I will be presenting a workshop on the first year of computerization at our national family medicine conference, in two weeks. I am doing this with a colleague, Dr Stephen McLaren.
I wanted to do this with someone who is practicing in a different setting, and is using a different EMR system. Whenever I do a workshop or presentation, I find that I learn a lot just through preparation; it was the same here.
My colleague has been using his system for almost ten years. He practices in a large group; I was in a small office of two physicians, and my partner did not wish to implement an EMR at the beginning.
When we started talking about the presentation, I think we assumed that there would be large differences in our implementation. In fact, there were far more similarities than differences. Our goals were the same, and the difficulties we encountered (especially with regards to the problems of external, non electronic data) were similar. The solutions and work arounds we came up with have differences, which fit our individual settings and styles. We even found that the challenges of dealing with our EMR companies were similar.
There are no secrets to a successful implementation; it is the same as any other large scale change: "Plan-Do-Study-Act". The first year is very hard; the rewards (increased efficiency, ability to improve quality) do not come until later, once all the data is in, and the EMR system is used consistently. I believe that there is now enough practical knowledge about what works and what doesn't to make the transition a bit easier, and that's what the workshop is all about.
Our practice team is slowly learning how to use the chart in common. This works best for those of us in the same office: my front staff and my practice RN enter everything in the EMR. We hired a new secretary in September, as well as a high school student for evening relief, and there were no training issues; they used the EMR from the start. Our Family Health Team pharmacist, who usually manages patients off site, came to my office to see a challenging patient with me, and while she was there we discussed flowsheets. I showed her how they worked, and told her that she was welcome to enter data there if she felt that it was relevant to team care; our RN, for example, routinely enters data in the diabetes and depression flowsheets. A few days later, I noticed that the pharmacist had entered information remotely into a chronic pain management flowsheet.
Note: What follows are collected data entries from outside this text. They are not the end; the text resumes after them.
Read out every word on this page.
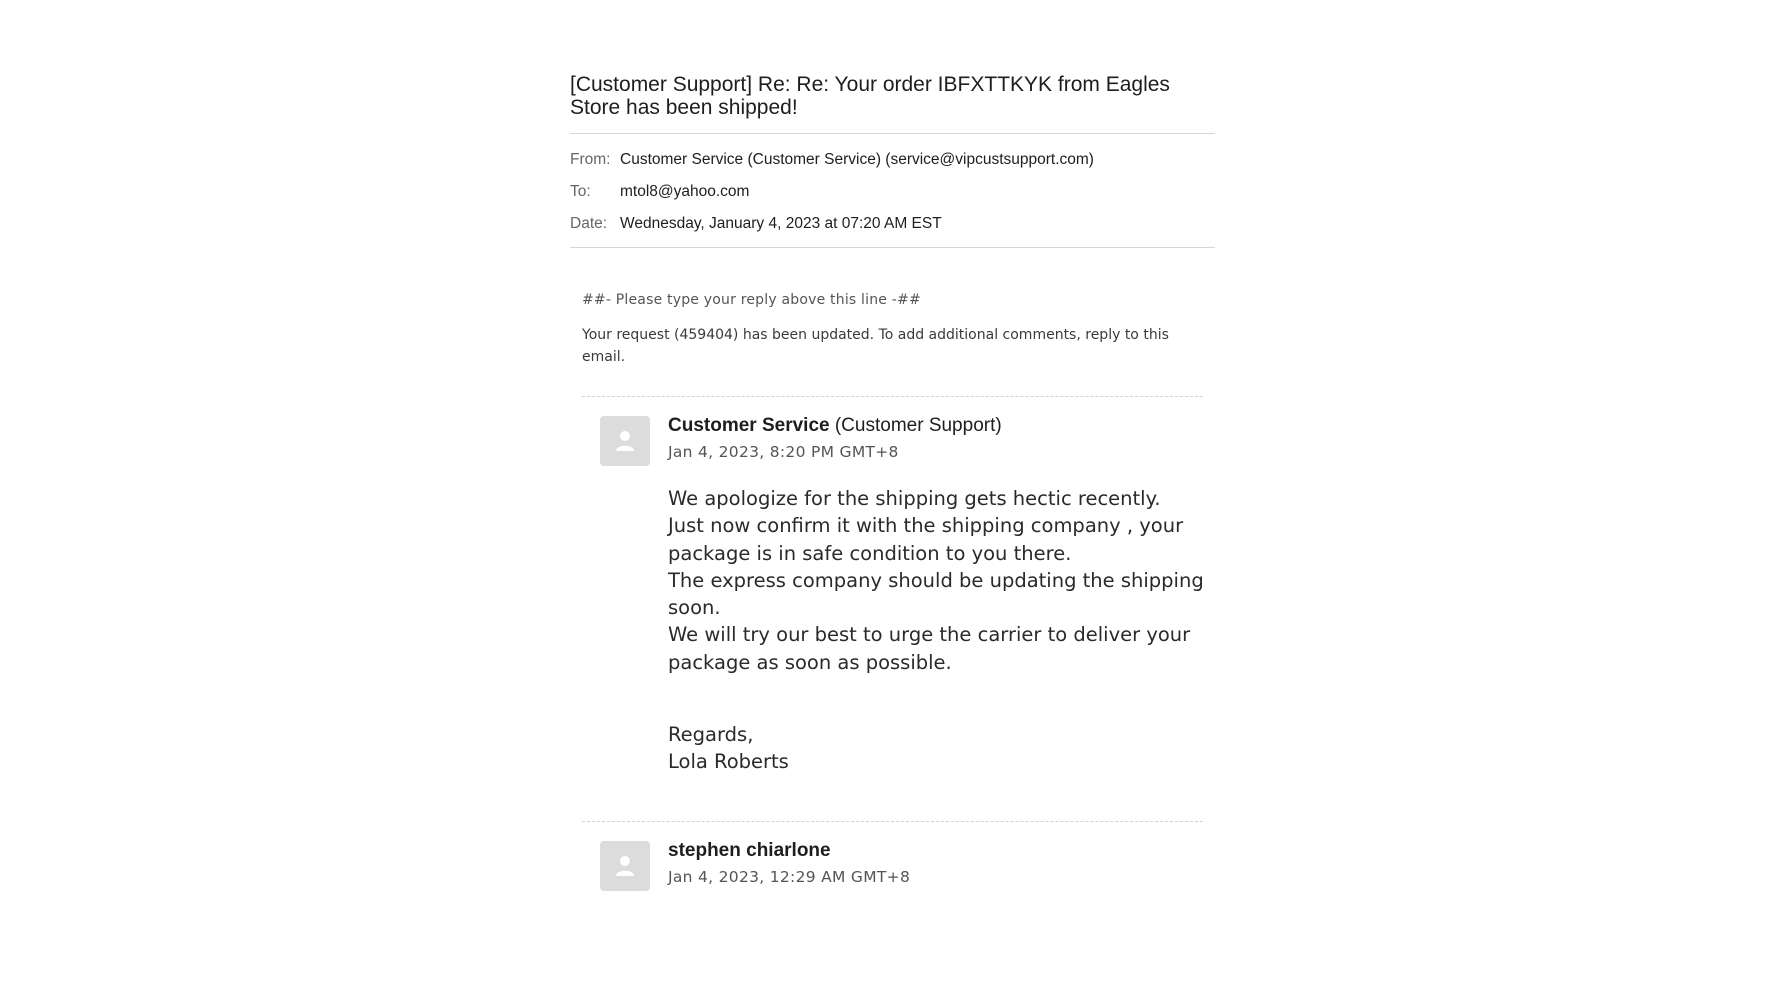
[Customer Support] Re: Re: Your order IBFXTTKYK from Eagles Store has been shipped!
From: Customer Service (Customer Service) (service@vipcustsupport.com)
To:	mtol8@yahoo.com
Date: Wednesday, January 4, 2023 at 07:20 AM EST
##- Please type your reply above this line -##
Your request (459404) has been updated. To add additional comments, reply to this email.
Customer Service (Customer Support)
Jan 4, 2023, 8:20 PM GMT+8

We apologize for the shipping gets hectic recently.

Just now confirm it with the shipping company , your package is in safe condition to you there.

The express company should be updating the shipping soon.

We will try our best to urge the carrier to deliver your package as soon as possible.

Regards,
Lola Roberts
stephen chiarlone
Jan 4, 2023, 12:29 AM GMT+8
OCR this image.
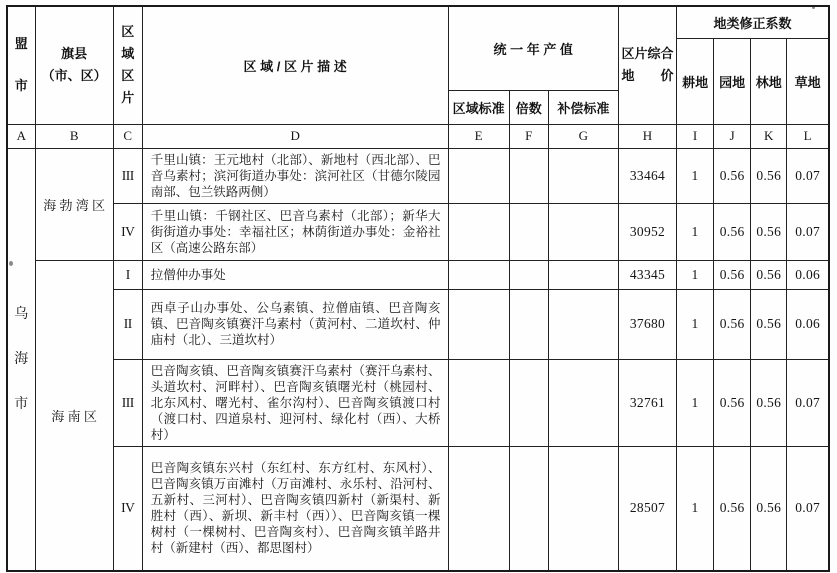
盟市	
旗县
（市、区）
	区域区片	区 域 / 区 片 描 述	统 一 年 产 值	区片综合
地　　价
	地类修正系数
								耕地	园地	林地	草地
				区域标准	倍数	补偿标准					
A	B	C	D	E	F	G	H	I	J	K	L
乌海市	海 勃 湾 区	III	千里山镇：王元地村（北部）、新地村（西北部）、巴音乌素村；滨河街道办事处：滨河社区（甘德尔陵园南部、包兰铁路两侧）				33464	1	0.56	0.56	0.07
		IV	千里山镇：千钢社区、巴音乌素村（北部）；新华大街街道办事处：幸福社区；林荫街道办事处：金裕社区（高速公路东部）				30952	1	0.56	0.56	0.07
	海 南 区	I	拉僧仲办事处				43345	1	0.56	0.56	0.06
		II	西卓子山办事处、公乌素镇、拉僧庙镇、巴音陶亥镇、巴音陶亥镇赛汗乌素村（黄河村、二道坎村、仲庙村（北）、三道坎村）				37680	1	0.56	0.56	0.06
		III	巴音陶亥镇、巴音陶亥镇赛汗乌素村（赛汗乌素村、头道坎村、河畔村）、巴音陶亥镇曙光村（桃园村、北东风村、曙光村、雀尔沟村）、巴音陶亥镇渡口村（渡口村、四道泉村、迎河村、绿化村（西）、大桥村）				32761	1	0.56	0.56	0.07
		IV	巴音陶亥镇东兴村（东红村、东方红村、东风村）、巴音陶亥镇万亩滩村（万亩滩村、永乐村、沿河村、五新村、三河村）、巴音陶亥镇四新村（新渠村、新胜村（西）、新坝、新丰村（西））、巴音陶亥镇一棵树村（一棵树村、巴音陶亥村）、巴音陶亥镇羊路井村（新建村（西）、都思图村）				28507	1	0.56	0.56	0.07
We have had a lot of staff changes with our dietitians and social workers, which has made implementation of a team approach more challenging; these practice team members never had a chance to start the EMR before they left. I received the first clinical message from our new dietitian, as she had a question about a patient she was to see the next day; she is enthusiastic about the technology, which is helpful. While our Family Health Team has not yet discussed where our Allied Health Workers should chart things, I think they should write in the same clinical notes as I do. I don't know if it is necessary for me to review all their notes (likely not); our clinical pharmacist sends me a message to look at her notes when she is done. We should think about whether it is better to do it this way, or better to have the physician sign off, which is what I do with my RN, or have the physician co-sign; this should all be negotiated.
I am currently attending a research conference, NAPCRG. I consider this work, so I told my practice partners that I will be checking in daily for my results. It was very busy before I left, so I did not complete some charts; I needed to go home and pack. I finished my charting from my conference. Remote access makes going to a conference a lot easier to do, and I don't feel like I am burdening my partners too much. Most of the coverage while a physician is away does not involve seeing extra patients, it involves reviewing and managing lab results and other incoming tests and consultations--these can all be done remotely.
My older partner is now six months into EMR implementation, and although he is charting pretty much everything electronically, he is not prescribing. He types the prescription into the clinical notes, and gives patients a hand written script. I asked him if he could prescribe faxed-in refill requests electronically for me while I am away; as of now, he writes "ok" on the faxed request, the secretary calls it in and the paper is then scanned. That is not useful for me, as it does not update my electronic meds. I showed him the process for managing this electronically: the secretary leaves the paper form for him, he loads the patient's chart, checks off the meds, hits the "print" button, then cancels printing. This generates the refill. He then sends an electronic message asking the secretary to call it in, with the phone number.
This process is more tedious for the doctor than writing "ok" on the paper form, but it does preserve the integrity of the data (which is lost with the paper form). I have been strongly discouraging the use of faxed/phoned refills; we have a message on our machine that we do not accept them, and we charge $25 for this service--with exceptions in some circumstances. I do not feel that phone/faxed refills, with no patient contact, represent good care; my patients are always given enough medications to last until the next appointment. There is no quick and easy way to manage phoned refills in the EMR, and there is no clinical necessity for the majority of those--they are often done for convenience.